Violaine approuva, s’imaginant en femme mariée, respectable, deux bambins pendus à ses jupes, et son Éloi s’endormant tranquillement le soir au coin du feu, après un bon repas.

Leur avenir ne pouvait que ressembler aux vies des familles que la jeune fille avait connues. Son esprit reproduisait le schéma familial de ses parents, mais aussi celui des Lignet, imprimant à jamais dans son cœur l’image même du bonheur.

La joue appuyée contre l’épaule de son amant, elle chan tonna, les yeux brillants :

— Nous serons heureux, n’est-ce pas, mon Éloi? Et tu te laisseras pousser la moustache, pour faire plus sérieux!

Ces rêveries les rendaient encore plus tendres et ils rentrèrent à l’hôtel, bras dessus, bras dessous, avec le même regard plein d’espérance.

Comme chaque lundi matin, la jeune fille voguait encore sur les petits nuages roses de son dimanche avec Éloi. L’esprit ailleurs, elle ne prêta donc aucune attention à l’air soucieux qu’affichait Gérard. Il lui servit un café dans la grande cuisine étincelante de propreté où elle avait ses habitudes. Le mari de Jacqueline, généralement calme et réservé, poussa une série de grommellements ponctués de jurons. Soudain, il déclara :

— Ma petite, ça sent le roussi! Tu devrais lire les journaux. Hitler a déjà annexé l’Autriche. On se demande ce qu’il nous prépare. La guerre brise tout sur son passage. Quand je pense à ces pauvres Espagnols que nous accueillons, fuyant la guerre civile, et ce Franco ivre de pouvoir! Ils ont tout perdu.

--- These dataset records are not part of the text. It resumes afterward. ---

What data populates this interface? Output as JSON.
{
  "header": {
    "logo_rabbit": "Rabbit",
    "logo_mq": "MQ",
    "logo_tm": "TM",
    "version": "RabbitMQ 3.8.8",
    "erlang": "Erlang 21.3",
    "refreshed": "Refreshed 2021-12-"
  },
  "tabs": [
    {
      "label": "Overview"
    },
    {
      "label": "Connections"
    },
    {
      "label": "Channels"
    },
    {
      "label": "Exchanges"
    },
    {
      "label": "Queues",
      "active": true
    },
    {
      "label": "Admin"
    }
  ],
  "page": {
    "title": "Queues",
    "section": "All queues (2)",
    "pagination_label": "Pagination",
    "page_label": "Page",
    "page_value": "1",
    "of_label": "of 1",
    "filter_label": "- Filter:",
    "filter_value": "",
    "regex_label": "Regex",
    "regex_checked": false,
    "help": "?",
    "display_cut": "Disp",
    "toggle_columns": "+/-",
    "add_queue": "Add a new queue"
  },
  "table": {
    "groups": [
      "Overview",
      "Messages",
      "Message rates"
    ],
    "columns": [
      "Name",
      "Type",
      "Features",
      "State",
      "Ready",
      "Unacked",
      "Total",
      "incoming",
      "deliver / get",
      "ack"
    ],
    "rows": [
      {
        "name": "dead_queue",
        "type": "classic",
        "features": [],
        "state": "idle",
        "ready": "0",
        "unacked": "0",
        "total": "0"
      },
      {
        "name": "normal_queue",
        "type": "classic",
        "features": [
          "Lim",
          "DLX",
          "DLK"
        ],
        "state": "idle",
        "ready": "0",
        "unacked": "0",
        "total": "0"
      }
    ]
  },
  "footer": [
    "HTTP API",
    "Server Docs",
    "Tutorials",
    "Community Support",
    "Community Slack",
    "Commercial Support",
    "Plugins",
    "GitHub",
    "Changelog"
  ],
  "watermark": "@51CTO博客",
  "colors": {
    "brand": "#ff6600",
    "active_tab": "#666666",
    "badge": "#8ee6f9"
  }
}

Violaine, tirée brusquement de ses rêves, posa sa tasse.

— Sidonie m’a expliqué la situation, mais j’ignorais que c’était à ce point! L’année dernière, nous avons dû renoncer au voyage projeté. Elle voulait m’emmener dans le village de son enfance, près de Barcelone!

Jacqueline entra au même moment et se rua sur Violaine :

— Ma chérie, Élise vient de me téléphoner. Rappelle-la vite, je t’en prie, elle est bouleversée!… Son mari est mort cette nuit!

Violaine, stupéfaite de cette nouvelle, lâcha sa cuillère et s’appuya au dossier de sa chaise. Hébétée, elle marmonna :

— Monsieur Duplessis… Jérôme… le père d’Édouard!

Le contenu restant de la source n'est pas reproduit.